Doctrine et analyses
Compte rendu

Un conte de deux dérogations à la compétence de la JUB

PIBD 1214-II-1

d’après l’article de Paul England* : A tale of two UPC opt-outs, in IAM, 14 octobre 2023

Texte

Cet article rend compte de deux décisions rendues par des divisions locales de la Juridiction unifiée du brevet (JUB) portant sur la dérogation à la compétence exclusive de la JUB.

En vertu de l’article 83 de l’accord relatif à une juridiction unifiée du brevet (ci-après dénommé « l’accord »), le titulaire d’un brevet européen dit « classique » peut, pendant une période transitoire de sept ans, choisir entre la JUB et une juridiction nationale pour statuer sur un litige mettant ce brevet en cause. Il dépose pour cela une déclaration de dérogation qu’il a la possibilité de retirer par la suite1.

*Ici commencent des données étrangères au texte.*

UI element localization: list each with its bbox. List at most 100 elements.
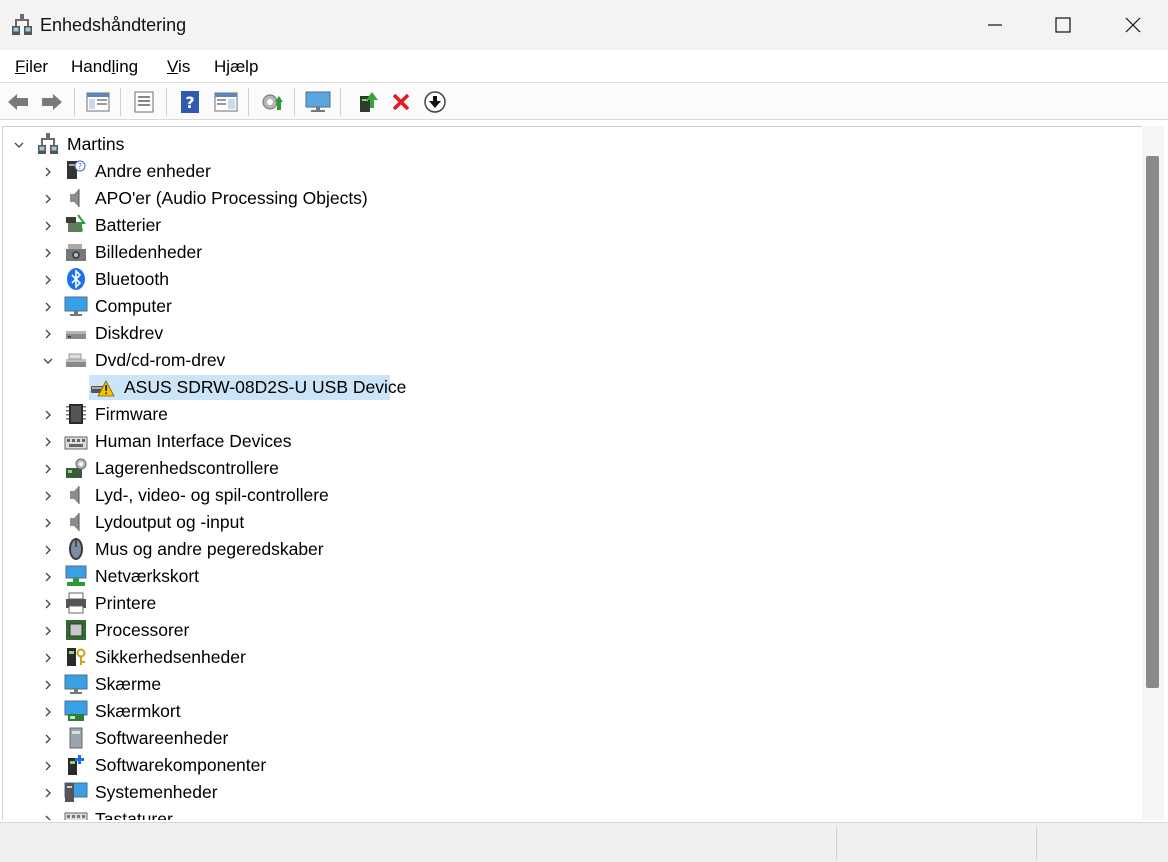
update-driver-icon	[360, 92, 378, 112]
monitor-icon	[305, 91, 331, 112]
chevron-right-icon	[45, 221, 51, 231]
help-button[interactable]: ?	[176, 89, 204, 115]
tree-expander-dvd-cd-rom-drev[interactable]	[41, 354, 55, 368]
tree-item-softwareenheder[interactable]: Softwareenheder	[95, 728, 228, 749]
chevron-right-icon	[45, 329, 51, 339]
tree-item-printere[interactable]: Printere	[95, 593, 156, 614]
tree-item-batterier[interactable]: Batterier	[95, 215, 161, 236]
storage-controller-icon	[64, 456, 88, 480]
scan-hardware-icon	[262, 94, 283, 110]
tree-item-firmware[interactable]: Firmware	[95, 404, 168, 425]
tree-item-lagerenhedscontrollere[interactable]: Lagerenhedscontrollere	[95, 458, 279, 479]
tree-item-apo-er-audio-processing-objects[interactable]: APO'er (Audio Processing Objects)	[95, 188, 368, 209]
tree-expander-skærmkort[interactable]	[41, 705, 55, 719]
chevron-right-icon	[45, 437, 51, 447]
tree-item-systemenheder[interactable]: Systemenheder	[95, 782, 218, 803]
tree-item-tastaturer[interactable]: Tastaturer	[95, 809, 173, 820]
tree-expander-root[interactable]	[12, 138, 26, 152]
properties-button[interactable]	[130, 89, 158, 115]
tree-expander-lydoutput-og-input[interactable]	[41, 516, 55, 530]
tree-root-label[interactable]: Martins	[67, 134, 124, 155]
tree-item-human-interface-devices[interactable]: Human Interface Devices	[95, 431, 291, 452]
scan-hardware-button[interactable]	[258, 89, 286, 115]
tree-item-billedenheder[interactable]: Billedenheder	[95, 242, 202, 263]
tree-expander-human-interface-devices[interactable]	[41, 435, 55, 449]
tree-expander-computer[interactable]	[41, 300, 55, 314]
minimize-button[interactable]	[960, 0, 1030, 50]
tree-expander-batterier[interactable]	[41, 219, 55, 233]
update-driver-button[interactable]	[354, 89, 382, 115]
tree-expander-softwarekomponenter[interactable]	[41, 759, 55, 773]
tree-item-processorer[interactable]: Processorer	[95, 620, 189, 641]
chevron-right-icon	[45, 626, 51, 636]
tree-item-computer[interactable]: Computer	[95, 296, 172, 317]
chevron-right-icon	[45, 599, 51, 609]
close-button[interactable]	[1098, 0, 1168, 50]
tree-expander-printere[interactable]	[41, 597, 55, 611]
tree-expander-sikkerhedsenheder[interactable]	[41, 651, 55, 665]
vertical-scrollbar[interactable]	[1142, 126, 1164, 820]
chevron-right-icon	[45, 680, 51, 690]
chevron-right-icon	[45, 410, 51, 420]
tree-item-lydoutput-og-input[interactable]: Lydoutput og -input	[95, 512, 244, 533]
action-pane-button[interactable]	[212, 89, 240, 115]
tree-item-sikkerhedsenheder[interactable]: Sikkerhedsenheder	[95, 647, 246, 668]
tree-expander-netværkskort[interactable]	[41, 570, 55, 584]
tree-expander-processorer[interactable]	[41, 624, 55, 638]
chevron-right-icon	[45, 815, 51, 820]
device-tree[interactable]: Martins ? Andre enheder APO'er (Audio Proc…	[2, 126, 1142, 820]
tree-item-diskdrev[interactable]: Diskdrev	[95, 323, 163, 344]
tree-item-asus-sdrw-08d2s-u-usb-device[interactable]: ASUS SDRW-08D2S-U USB Device	[124, 377, 406, 398]
tree-item-andre-enheder[interactable]: Andre enheder	[95, 161, 211, 182]
maximize-button[interactable]	[1028, 0, 1098, 50]
tree-expander-systemenheder[interactable]	[41, 786, 55, 800]
tree-expander-mus-og-andre-pegeredskaber[interactable]	[41, 543, 55, 557]
tree-expander-diskdrev[interactable]	[41, 327, 55, 341]
chevron-right-icon	[45, 761, 51, 771]
tree-item-bluetooth[interactable]: Bluetooth	[95, 269, 169, 290]
tree-expander-skærme[interactable]	[41, 678, 55, 692]
computer-root-icon	[36, 132, 60, 156]
chevron-right-icon	[45, 302, 51, 312]
tree-expander-lagerenhedscontrollere[interactable]	[41, 462, 55, 476]
tree-item-skærmkort[interactable]: Skærmkort	[95, 701, 181, 722]
back-button[interactable]	[4, 89, 32, 115]
tree-expander-bluetooth[interactable]	[41, 273, 55, 287]
menu-handling[interactable]: Handling	[71, 57, 138, 77]
speaker-icon	[64, 510, 88, 534]
tree-item-softwarekomponenter[interactable]: Softwarekomponenter	[95, 755, 266, 776]
speaker-icon	[64, 186, 88, 210]
tree-item-dvd-cd-rom-drev[interactable]: Dvd/cd-rom-drev	[95, 350, 225, 371]
camera-icon	[64, 240, 88, 264]
tree-expander-andre-enheder[interactable]	[41, 165, 55, 179]
chevron-right-icon	[45, 788, 51, 798]
tree-expander-billedenheder[interactable]	[41, 246, 55, 260]
chevron-right-icon	[45, 248, 51, 258]
menu-hjaelp[interactable]: Hjælp	[214, 57, 258, 77]
show-hide-console-tree-icon	[86, 92, 110, 112]
tree-expander-lyd-video-og-spil-controllere[interactable]	[41, 489, 55, 503]
battery-icon	[64, 213, 88, 237]
menu-filer[interactable]: Filer	[15, 57, 48, 77]
back-icon	[8, 94, 28, 110]
forward-button[interactable]	[38, 89, 66, 115]
scrollbar-thumb[interactable]	[1146, 156, 1159, 688]
menu-vis[interactable]: Vis	[167, 57, 190, 77]
tree-item-netværkskort[interactable]: Netværkskort	[95, 566, 199, 587]
tree-expander-tastaturer[interactable]	[41, 813, 55, 820]
uninstall-button[interactable]	[387, 89, 415, 115]
console-tree-button[interactable]	[84, 89, 112, 115]
disable-device-icon	[424, 91, 446, 113]
tree-item-mus-og-andre-pegeredskaber[interactable]: Mus og andre pegeredskaber	[95, 539, 324, 560]
computer-icon	[64, 294, 88, 318]
chevron-right-icon	[45, 518, 51, 528]
tree-expander-softwareenheder[interactable]	[41, 732, 55, 746]
tree-item-skærme[interactable]: Skærme	[95, 674, 161, 695]
tree-expander-apo-er-audio-processing-objects[interactable]	[41, 192, 55, 206]
monitor-button[interactable]	[304, 89, 332, 115]
printer-icon	[64, 591, 88, 615]
tree-expander-firmware[interactable]	[41, 408, 55, 422]
disable-device-button[interactable]	[421, 89, 449, 115]
system-device-icon	[64, 780, 88, 804]
tree-item-lyd-video-og-spil-controllere[interactable]: Lyd-, video- og spil-controllere	[95, 485, 329, 506]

L'accord et le règlement de procédure de la Juridiction unifiée du brevet prévoient cependant quelques exceptions. Ainsi, si une action a déjà été engagée devant la JUB, la déclaration de dérogation est dépourvue d’effet pour le brevet concerné. 
À l’inverse, le retrait d’une déclaration de dérogation n’est plus possible si une action a été préalablement engagée devant une juridiction nationale. Ces deux exceptions s’appliquent que l’affaire soit en cours ou qu’elle soit terminée.

Dans l’affaire Cup&cino2, une demande de dérogation a été déposée après qu’a été formée une demande de mesures provisoires. Alpina a fait valoir que la dérogation était effective parce que l’exception à la dérogation ne s’appliquait pas aux demandes de mesures provisoires.

La division locale de Vienne a confirmé que le terme « action » incluait à la fois la procédure au fond et la demande de mesures provisoires. En effet, parmi les actions relevant de la compétence exclusive de la JUB, l’article 32, paragraphe 1, point c) de l’accord cite les « actions visant à obtenir des mesures provisoires et conservatoires et des injonctions ». La formation de la demande de mesures provisoires bloque le dépôt ultérieur de la déclaration de dérogation, la JUB est donc compétente pour statuer sur la demande de mesures provisoires.

L’affaire AIM c. Supponor porte sur le retrait d’une déclaration de dérogation à la compétence de la JUB. AIM a formé une demande de mesures provisoires à la JUB concernant un brevet européen pour lequel il souhaitait retirer sa déclaration de dérogation. Le brevet en question faisait déjà l’objet d’une procédure nationale en Allemagne. AIM a argué que la procédure nationale n’empêchait pas le retrait de la déclaration de dérogation car ce blocage ne s’appliquait pas aux procédures nationales qui avaient été engagées avant le 1er juin 2023, date d’entrée en activité de la JUB.

La division locale d’Helsinki en a jugé autrement : le retrait de la déclaration de dérogation est bloqué par la procédure nationale, quelle que soit la date à laquelle l’action nationale a été engagée. Pour cette raison, la JUB n’est pas compétente pour connaître de la demande de mesures provisoires, ni pour aucune autre action en contrefaçon qui serait engagée ultérieurement.

* Taylor Wessing.
1 Règle 5 du règlement de procédure de la Juridiction unifiée du brevet.
2 
CUP&CINO Kaffeesystem-Vertrieb GmbH & Co. KG c. Alpina Coffee Systems GmbH. Cette décision n'est pas disponible à ce jour.